La présentation du compte administratif est donc le moment de faire le point sur l’année écoulée.

A la lecture des nombreux chiffres issus du rapport financier, j’en citerai 2 qui attestent de la bonne santé financière de notre ville, malgré une nouvelle baisse en 2017 des dotations de l’État :

  1. tout d’abord la capacité de désendettement qui est passée de plus de 5 ans en 2014 à 3,4 ans fin 2017 ;

  2. ensuite une épargne brute qui atteint son niveau le plus élevé depuis 2011.

Cette bonne santé financière nous permet d’assurer le financement de politiques publiques, dont Pascal Bolo a rappelé l’ambition et la diversité dans son diaporama et nous le verrons tout au long de ce conseil: nouvelles écoles, transition énergétique, entretien durable du patrimoine, cohésion sociale et solidarités… Ainsi nous pouvons répondre à notre échelle collectivement aux enjeux des transitions écologique, économique, démographique et démocratique.

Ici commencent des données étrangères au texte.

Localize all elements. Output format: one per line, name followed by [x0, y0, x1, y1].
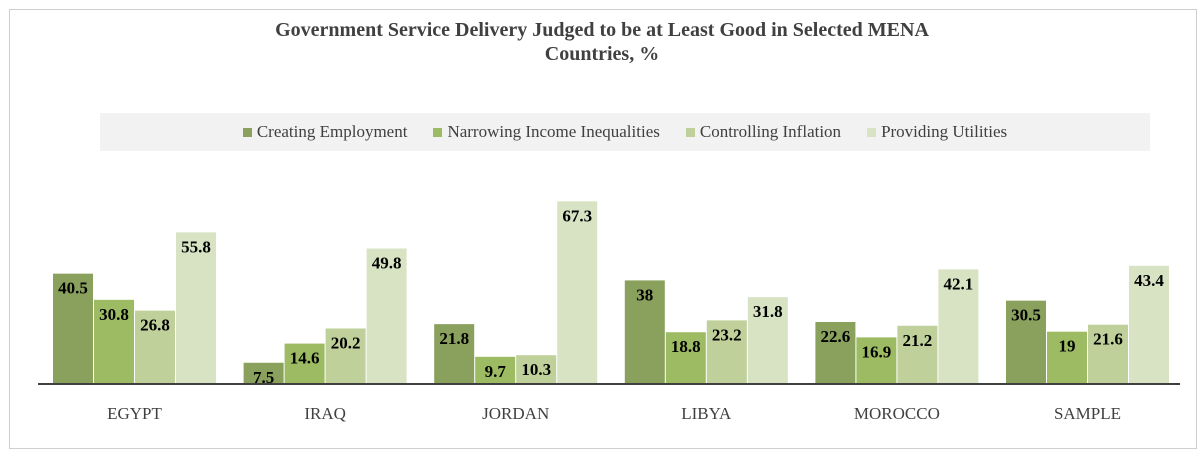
bar-egypt-creating-employment[interactable]	[53, 273, 93, 383]
x-tick-label-iraq: IRAQ	[304, 404, 346, 423]
bar-sample-providing-utilities[interactable]	[1129, 265, 1169, 383]
bar-sample-narrowing-income-inequalities[interactable]	[1047, 331, 1087, 383]
bar-egypt-controlling-inflation[interactable]	[135, 310, 175, 383]
legend-item-narrowing-income-inequalities[interactable]: Narrowing Income Inequalities	[433, 122, 660, 142]
data-label-sample-providing-utilities: 43.4	[1134, 271, 1164, 290]
bar-jordan-narrowing-income-inequalities[interactable]	[475, 356, 516, 383]
bar-iraq-providing-utilities[interactable]	[366, 248, 407, 383]
data-label-jordan-controlling-inflation: 10.3	[521, 360, 551, 379]
data-label-morocco-narrowing-income-inequalities: 16.9	[862, 342, 892, 361]
bar-iraq-creating-employment[interactable]	[243, 362, 284, 383]
x-tick-label-sample: SAMPLE	[1054, 404, 1121, 423]
data-label-iraq-providing-utilities: 49.8	[372, 254, 402, 273]
legend-swatch-providing-utilities	[867, 127, 877, 137]
data-label-jordan-creating-employment: 21.8	[439, 329, 469, 348]
data-label-egypt-creating-employment: 40.5	[58, 279, 88, 298]
legend-label-narrowing-income-inequalities: Narrowing Income Inequalities	[447, 122, 660, 141]
data-label-morocco-providing-utilities: 42.1	[944, 274, 974, 293]
legend-swatch-controlling-inflation	[685, 127, 695, 137]
bar-iraq-controlling-inflation[interactable]	[325, 328, 366, 383]
bar-libya-creating-employment[interactable]	[624, 280, 665, 383]
chart-title-line-2: Countries, %	[544, 43, 660, 65]
data-label-morocco-controlling-inflation: 21.2	[903, 331, 933, 350]
x-tick-label-libya: LIBYA	[681, 404, 732, 423]
bar-egypt-providing-utilities[interactable]	[176, 232, 216, 383]
data-label-sample-controlling-inflation: 21.6	[1093, 330, 1123, 349]
data-label-libya-creating-employment: 38	[636, 285, 653, 304]
x-tick-label-jordan: JORDAN	[482, 404, 549, 423]
bar-jordan-providing-utilities[interactable]	[557, 201, 598, 383]
chart-title: Government Service Delivery Judged to be…	[0, 18, 1204, 66]
bar-morocco-narrowing-income-inequalities[interactable]	[856, 337, 897, 383]
x-tick-label-egypt: EGYPT	[107, 404, 162, 423]
bar-morocco-providing-utilities[interactable]	[938, 269, 979, 383]
bar-iraq-narrowing-income-inequalities[interactable]	[284, 343, 325, 383]
bar-jordan-creating-employment[interactable]	[434, 324, 475, 383]
bar-morocco-controlling-inflation[interactable]	[897, 325, 938, 383]
bar-libya-narrowing-income-inequalities[interactable]	[665, 332, 706, 383]
data-label-iraq-narrowing-income-inequalities: 14.6	[290, 349, 320, 368]
legend-swatch-creating-employment	[242, 127, 252, 137]
legend-label-creating-employment: Creating Employment	[256, 122, 408, 141]
legend-label-providing-utilities: Providing Utilities	[881, 122, 1008, 141]
bar-sample-controlling-inflation[interactable]	[1088, 324, 1128, 383]
bar-morocco-creating-employment[interactable]	[815, 321, 856, 383]
data-label-jordan-providing-utilities: 67.3	[562, 206, 592, 225]
data-label-sample-narrowing-income-inequalities: 19	[1059, 337, 1076, 356]
bar-chart-plot: 40.5 30.8 26.8 55.8 EGYPT 7.5 14.6 20.2 49.8 IRAQ…	[38, 201, 1180, 423]
data-label-libya-providing-utilities: 31.8	[753, 302, 783, 321]
data-label-egypt-providing-utilities: 55.8	[181, 237, 211, 256]
chart-legend: Creating Employment Narrowing Income Ine…	[100, 113, 1150, 151]
chart-title-line-1: Government Service Delivery Judged to be…	[275, 19, 929, 41]
data-label-iraq-controlling-inflation: 20.2	[331, 333, 361, 352]
data-label-sample-creating-employment: 30.5	[1011, 306, 1041, 325]
bar-jordan-controlling-inflation[interactable]	[516, 355, 557, 383]
legend-item-controlling-inflation[interactable]: Controlling Inflation	[685, 122, 842, 142]
legend-label-controlling-inflation: Controlling Inflation	[699, 122, 842, 141]
legend-item-providing-utilities[interactable]: Providing Utilities	[867, 122, 1007, 142]
bar-egypt-narrowing-income-inequalities[interactable]	[94, 299, 134, 383]
data-label-morocco-creating-employment: 22.6	[821, 327, 851, 346]
bar-libya-providing-utilities[interactable]	[747, 297, 788, 383]
legend-item-creating-employment[interactable]: Creating Employment	[242, 122, 408, 142]
bar-libya-controlling-inflation[interactable]	[706, 320, 747, 383]
data-label-libya-narrowing-income-inequalities: 18.8	[671, 337, 701, 356]
data-label-libya-controlling-inflation: 23.2	[712, 325, 742, 344]
legend-swatch-narrowing-income-inequalities	[433, 127, 443, 137]
x-tick-label-morocco: MOROCCO	[854, 404, 940, 423]
bar-sample-creating-employment[interactable]	[1006, 300, 1046, 383]
data-label-iraq-creating-employment: 7.5	[253, 368, 274, 387]
data-label-egypt-narrowing-income-inequalities: 30.8	[99, 305, 129, 324]
data-label-jordan-narrowing-income-inequalities: 9.7	[485, 362, 507, 381]
data-label-egypt-controlling-inflation: 26.8	[140, 316, 170, 335]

Permettez-moi mes cher-e-s collègues avant de céder la parole aux traditionnelles joutes entre M. Bolo et M. Renaume d’un mot sur l’inquiétant contexte national. Car ce CA qui retrace l’année passée, n’est pas encore pleinement impacté par les lourdes coupes et report de responsabilité de l’Etat sur les collectivités.

  • la loi ELAN : mes collègues auront l’occasion d’y revenir à l’occasion du PLH,

  • la mise sous tutelle des collectivités avec la contractualisation avec l’Etat qui porte mal son nom,

  • L’accueil indigne que notre Etat réserve aux migrants

Car cette semaine mes chers collègues, le Président Macron s’est vu offrir par le Pape François, le médaillon de Saint-Martin : ce légionnaire romain qui coupe son manteau en 2 pour en donner la moitié à un pauvre. Un symbole d’altruisme et de solidarité avec les plus faibles qui devrait secouer le Président des riches et infléchir aussi bien ses paroles et surtout ses actes. Une accolade avec le pape n'exonère pas le président Macron de ses responsabilités.

Comment peut-on prétendre incarner la modernité et vouloir relancer le projet européen lorsqu’on s’aligne sur les propos du Premier Ministre italien ?

Comment dans un pays qui se veut moteur de la reconstruction européenne peut-on laisser des personnes sans toit, sans nourriture dans la rue ?

Nous avons adopté en ce début de conseil un vœu sur ce sujet. Et vous le savez Madame la Maire, nous avons eu l’occasion de vous le dire. Nous sommes partie prenante et nous serons toujours à vos côtés lorsqu’il s’agira d’agir contre l’insupportable. Mais le vœu que nous venons de voter doit s’accompagner de mesures d’urgence dès demain.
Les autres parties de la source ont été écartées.